What does it mean to be a constitutional libertarian? Ever heard of minarchy before? Probably not. But if you’ve ever debated an anarchist, and felt like they had an incomplete understanding of the basics of force, fraud, life, liberty, or property, then this list is for you.
#1. Rights are guarantees
A right is something that MUST be provided. Any society aimed at protecting natural rights must use some type of force to guarantee those rights. Any mechanism of force used to guarantee those rights have the same effect as government, no matter what that form may take.
If there is a natural right to a lawyer if you are accused of a crime, then that right means that there must be resources expended to provide citizens with a defense against the government’s accusations. A fully privatized law system would be justice for sale to the highest bidder. Citizens without the means to defend themselves could be railroaded into arbitration that works against their interests and for whoever paid for the judge.
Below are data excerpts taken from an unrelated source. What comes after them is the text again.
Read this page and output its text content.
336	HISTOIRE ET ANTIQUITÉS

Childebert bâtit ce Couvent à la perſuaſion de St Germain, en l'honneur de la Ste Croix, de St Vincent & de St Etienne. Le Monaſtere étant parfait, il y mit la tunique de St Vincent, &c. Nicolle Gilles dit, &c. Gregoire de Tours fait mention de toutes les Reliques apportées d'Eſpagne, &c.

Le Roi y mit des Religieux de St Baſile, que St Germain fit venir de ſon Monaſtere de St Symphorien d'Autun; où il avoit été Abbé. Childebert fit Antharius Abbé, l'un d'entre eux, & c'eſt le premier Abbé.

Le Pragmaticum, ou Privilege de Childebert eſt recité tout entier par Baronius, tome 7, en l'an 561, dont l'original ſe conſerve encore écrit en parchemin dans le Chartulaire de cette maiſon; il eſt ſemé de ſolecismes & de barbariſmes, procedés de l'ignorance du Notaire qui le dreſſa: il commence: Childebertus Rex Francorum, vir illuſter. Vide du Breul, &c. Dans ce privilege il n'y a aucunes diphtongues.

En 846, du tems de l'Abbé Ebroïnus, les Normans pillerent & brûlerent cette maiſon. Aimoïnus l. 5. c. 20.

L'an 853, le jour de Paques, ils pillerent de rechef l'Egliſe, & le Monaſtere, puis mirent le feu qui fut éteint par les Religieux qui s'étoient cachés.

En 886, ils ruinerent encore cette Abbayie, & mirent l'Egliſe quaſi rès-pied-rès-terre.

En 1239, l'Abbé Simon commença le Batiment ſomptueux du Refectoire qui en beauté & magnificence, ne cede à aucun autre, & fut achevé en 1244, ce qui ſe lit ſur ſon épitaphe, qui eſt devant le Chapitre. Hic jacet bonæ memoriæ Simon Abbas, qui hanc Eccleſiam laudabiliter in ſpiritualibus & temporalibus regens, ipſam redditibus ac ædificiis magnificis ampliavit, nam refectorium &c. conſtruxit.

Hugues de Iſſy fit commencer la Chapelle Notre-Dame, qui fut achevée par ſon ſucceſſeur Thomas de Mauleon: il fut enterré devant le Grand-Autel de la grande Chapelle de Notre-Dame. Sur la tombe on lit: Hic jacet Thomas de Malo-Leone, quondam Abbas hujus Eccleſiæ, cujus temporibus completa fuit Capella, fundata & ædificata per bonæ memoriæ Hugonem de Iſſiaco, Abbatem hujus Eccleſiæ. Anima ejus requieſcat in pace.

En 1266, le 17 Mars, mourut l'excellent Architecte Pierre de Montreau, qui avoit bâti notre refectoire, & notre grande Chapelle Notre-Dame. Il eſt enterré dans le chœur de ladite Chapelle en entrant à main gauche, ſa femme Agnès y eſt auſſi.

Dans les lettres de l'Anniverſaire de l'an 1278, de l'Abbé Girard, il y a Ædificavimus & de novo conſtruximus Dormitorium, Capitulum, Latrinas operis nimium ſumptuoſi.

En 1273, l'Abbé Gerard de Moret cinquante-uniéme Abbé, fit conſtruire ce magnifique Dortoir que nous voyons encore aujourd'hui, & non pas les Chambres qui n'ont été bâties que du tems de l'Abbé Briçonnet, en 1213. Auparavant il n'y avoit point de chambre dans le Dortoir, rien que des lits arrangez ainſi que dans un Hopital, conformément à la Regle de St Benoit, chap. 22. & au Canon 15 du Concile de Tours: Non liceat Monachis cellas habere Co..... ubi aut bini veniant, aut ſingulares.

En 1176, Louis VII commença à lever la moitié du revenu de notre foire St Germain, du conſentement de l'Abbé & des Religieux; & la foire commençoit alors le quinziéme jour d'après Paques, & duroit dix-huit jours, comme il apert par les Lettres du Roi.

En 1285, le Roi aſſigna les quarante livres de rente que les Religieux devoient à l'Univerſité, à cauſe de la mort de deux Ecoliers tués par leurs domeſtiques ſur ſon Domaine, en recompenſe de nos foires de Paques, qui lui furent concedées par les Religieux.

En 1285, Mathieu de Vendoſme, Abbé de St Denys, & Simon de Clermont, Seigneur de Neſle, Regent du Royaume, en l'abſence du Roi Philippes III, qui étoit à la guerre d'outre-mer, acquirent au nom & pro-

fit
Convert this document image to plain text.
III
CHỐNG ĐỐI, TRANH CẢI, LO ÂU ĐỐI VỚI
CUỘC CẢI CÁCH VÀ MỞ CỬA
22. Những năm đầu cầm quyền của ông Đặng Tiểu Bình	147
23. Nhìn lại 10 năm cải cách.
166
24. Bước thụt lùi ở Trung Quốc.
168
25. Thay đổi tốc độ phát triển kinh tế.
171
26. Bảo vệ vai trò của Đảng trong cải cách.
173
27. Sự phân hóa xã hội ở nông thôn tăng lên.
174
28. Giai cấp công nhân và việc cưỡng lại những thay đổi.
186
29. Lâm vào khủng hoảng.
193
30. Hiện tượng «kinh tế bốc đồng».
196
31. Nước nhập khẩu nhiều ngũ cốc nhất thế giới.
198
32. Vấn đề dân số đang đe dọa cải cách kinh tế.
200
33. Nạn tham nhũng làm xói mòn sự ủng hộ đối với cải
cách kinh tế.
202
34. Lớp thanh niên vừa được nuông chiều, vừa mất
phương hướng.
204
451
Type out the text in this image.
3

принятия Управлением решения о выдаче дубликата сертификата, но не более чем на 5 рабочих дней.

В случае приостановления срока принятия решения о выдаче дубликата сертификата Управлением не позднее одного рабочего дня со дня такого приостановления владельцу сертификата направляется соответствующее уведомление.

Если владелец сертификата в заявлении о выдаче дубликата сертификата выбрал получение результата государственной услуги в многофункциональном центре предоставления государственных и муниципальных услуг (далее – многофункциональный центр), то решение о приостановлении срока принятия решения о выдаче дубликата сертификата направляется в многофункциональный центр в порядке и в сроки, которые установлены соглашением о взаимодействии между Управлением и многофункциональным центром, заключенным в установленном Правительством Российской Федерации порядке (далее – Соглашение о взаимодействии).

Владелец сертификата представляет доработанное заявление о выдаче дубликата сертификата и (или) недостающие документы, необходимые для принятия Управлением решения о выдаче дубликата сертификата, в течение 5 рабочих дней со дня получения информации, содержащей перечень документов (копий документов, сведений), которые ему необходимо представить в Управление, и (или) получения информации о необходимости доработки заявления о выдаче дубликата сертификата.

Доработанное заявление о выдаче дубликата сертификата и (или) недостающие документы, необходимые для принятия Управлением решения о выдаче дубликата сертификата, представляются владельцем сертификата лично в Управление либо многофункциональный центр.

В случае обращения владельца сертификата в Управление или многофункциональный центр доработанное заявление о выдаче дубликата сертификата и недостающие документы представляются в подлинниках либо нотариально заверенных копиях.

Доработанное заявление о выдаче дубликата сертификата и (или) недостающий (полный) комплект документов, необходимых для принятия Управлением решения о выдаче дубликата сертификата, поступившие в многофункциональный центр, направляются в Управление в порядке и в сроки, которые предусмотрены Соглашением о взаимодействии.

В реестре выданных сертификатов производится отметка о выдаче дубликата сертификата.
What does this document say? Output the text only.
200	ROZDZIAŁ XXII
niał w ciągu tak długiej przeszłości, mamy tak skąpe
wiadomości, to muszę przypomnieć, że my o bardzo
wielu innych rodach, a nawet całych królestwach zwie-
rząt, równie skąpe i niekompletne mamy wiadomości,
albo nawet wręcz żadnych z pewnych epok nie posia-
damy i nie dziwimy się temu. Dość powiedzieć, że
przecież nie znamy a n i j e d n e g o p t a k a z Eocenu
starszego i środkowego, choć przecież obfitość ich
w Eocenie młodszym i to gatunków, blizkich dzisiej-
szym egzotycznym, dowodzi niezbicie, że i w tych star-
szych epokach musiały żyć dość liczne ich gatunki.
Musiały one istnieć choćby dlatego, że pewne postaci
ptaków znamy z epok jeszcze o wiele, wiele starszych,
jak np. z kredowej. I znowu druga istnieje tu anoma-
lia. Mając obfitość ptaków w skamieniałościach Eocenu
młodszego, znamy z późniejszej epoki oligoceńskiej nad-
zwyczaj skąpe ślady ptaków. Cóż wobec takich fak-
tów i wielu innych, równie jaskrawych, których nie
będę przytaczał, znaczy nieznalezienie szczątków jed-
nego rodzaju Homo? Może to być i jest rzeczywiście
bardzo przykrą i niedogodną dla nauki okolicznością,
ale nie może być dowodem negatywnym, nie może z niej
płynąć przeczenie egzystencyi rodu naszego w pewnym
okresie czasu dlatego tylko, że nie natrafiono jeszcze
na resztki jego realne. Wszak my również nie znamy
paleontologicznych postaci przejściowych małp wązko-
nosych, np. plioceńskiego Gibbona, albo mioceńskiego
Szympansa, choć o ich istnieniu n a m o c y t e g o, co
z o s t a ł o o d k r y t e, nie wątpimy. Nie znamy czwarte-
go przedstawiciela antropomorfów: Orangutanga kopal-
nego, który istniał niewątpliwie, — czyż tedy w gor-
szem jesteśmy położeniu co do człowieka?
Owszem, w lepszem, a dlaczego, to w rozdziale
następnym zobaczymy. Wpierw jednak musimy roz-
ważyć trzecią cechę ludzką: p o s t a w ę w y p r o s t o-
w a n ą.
For that reason, the constitution laid out the means for citizens to be protected from unreasonable searches and seizures, cruel or unusual punishments, or from things like double jeopardy. It means that while citizens have the right to defend themselves, they must also be defended if they are too weak to defend themselves. Members of the Arizona militia don’t worry about home invasions, but 90-year-old grandmothers in Massachusetts might. Competitive policing and private security would be available, but public security for those who can’t protect themselves is a natural right if the aim of society is to protect life, liberty, and the pursuit of happiness.
A virtuous society would also hopefully include the unborn in that definition.